Licensed providers are not always trained in CAM modalities, most are not intimately familiar with the range of modalities and some do not recognize or approve of CAM modalities. Individuals trained in CAM modalities are an important source of healthcare to members of the public. 69% of Americans use CAM modalities, most often for minor ailments or serious conditions for which conventional medicine can offer little in the way of therapeutic help. These problems include chronic pain, anxiety, chronic fatigue syndrome, sprains and muscle strains, addictive problems, arthritis and headaches. Over 95% of consumers who now use CAM modalities do so in conjunction with and not as a replacement for licensed healthcare.

While many physicians recognize and approve of CAM modalities, 60% of surveyed physicians referred their patients to CAM practitioners rather than performing those therapies themselves. Only 23% actually performed CAM modalities themselves.

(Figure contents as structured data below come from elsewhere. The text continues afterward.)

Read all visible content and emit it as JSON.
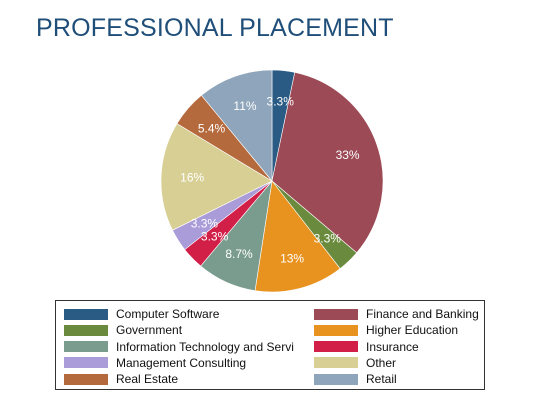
{
  "title": "PROFESSIONAL PLACEMENT",
  "chart_data": {
    "type": "pie",
    "start": "12 o'clock",
    "direction": "clockwise",
    "slices": [
      {
        "name": "Computer Software",
        "value": 3.3,
        "label": "3.3%",
        "color": "#2a5b84"
      },
      {
        "name": "Finance and Banking",
        "value": 33,
        "label": "33%",
        "color": "#9c4a56"
      },
      {
        "name": "Government",
        "value": 3.3,
        "label": "3.3%",
        "color": "#6a8b3d"
      },
      {
        "name": "Higher Education",
        "value": 13,
        "label": "13%",
        "color": "#e8931f"
      },
      {
        "name": "Information Technology and Servi",
        "value": 8.7,
        "label": "8.7%",
        "color": "#7a9c8e"
      },
      {
        "name": "Insurance",
        "value": 3.3,
        "label": "3.3%",
        "color": "#d11f48"
      },
      {
        "name": "Management Consulting",
        "value": 3.3,
        "label": "3.3%",
        "color": "#a99cd9"
      },
      {
        "name": "Other",
        "value": 16,
        "label": "16%",
        "color": "#d8cf94"
      },
      {
        "name": "Real Estate",
        "value": 5.4,
        "label": "5.4%",
        "color": "#b56a3e"
      },
      {
        "name": "Retail",
        "value": 11,
        "label": "11%",
        "color": "#8ea5bb"
      }
    ],
    "legend": {
      "placement": "bottom",
      "columns": 2,
      "order": [
        "Computer Software",
        "Finance and Banking",
        "Government",
        "Higher Education",
        "Information Technology and Servi",
        "Insurance",
        "Management Consulting",
        "Other",
        "Real Estate",
        "Retail"
      ]
    }
  }
}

What if a consumer has a problem with a CAM practitioner?
First, the consumer should talk to their practitioner and try to work out any problem with him or her. If that proves unsatisfactory, they can contact the practitioner’s certifying/professional organization. As a last resort, the Act does nothing to stop a consumer from seeking civil relief against a CAM practitioner or, depending on the nature of the problem, asking for action by the Georgia Department of Health, Solicitor General, the Composite Board of Medical Examiners, or other professional licensing board.

As always, responsibility ultimately rests with the consumer, for wisely choosing a practitioner who has good training, experience and skills. The disclosure and disclaimer mandates of this Act facilitate this process.

What can happen if a CAM practitioner practices in a prohibited area, creates a real risk of significant harm to a client, or doesn’t give a client the written information required?
Any CAM practitioner who practices in a prohibited area (such as performing surgery) or who creates a real risk of significant harm, is denied the protections of the Act and may be treated in the same way they could have been before the Act was passed. The offending practitioner may be criminally prosecuted, subjected to civil fines, be ordered by a court to stop the forbidden practices and obliged to reimburse the State for the costs of legal proceedings against them.

Any CAM practitioner who fails to provide written information about himself/herself or his/her therapy methodology, or fails to inform clients that he/she is not “licensed” by the state, may be fined civilly, ordered by a court to fulfill these requirements and obliged to reimburse the State for the costs of legal proceedings needed to force compliance with the law.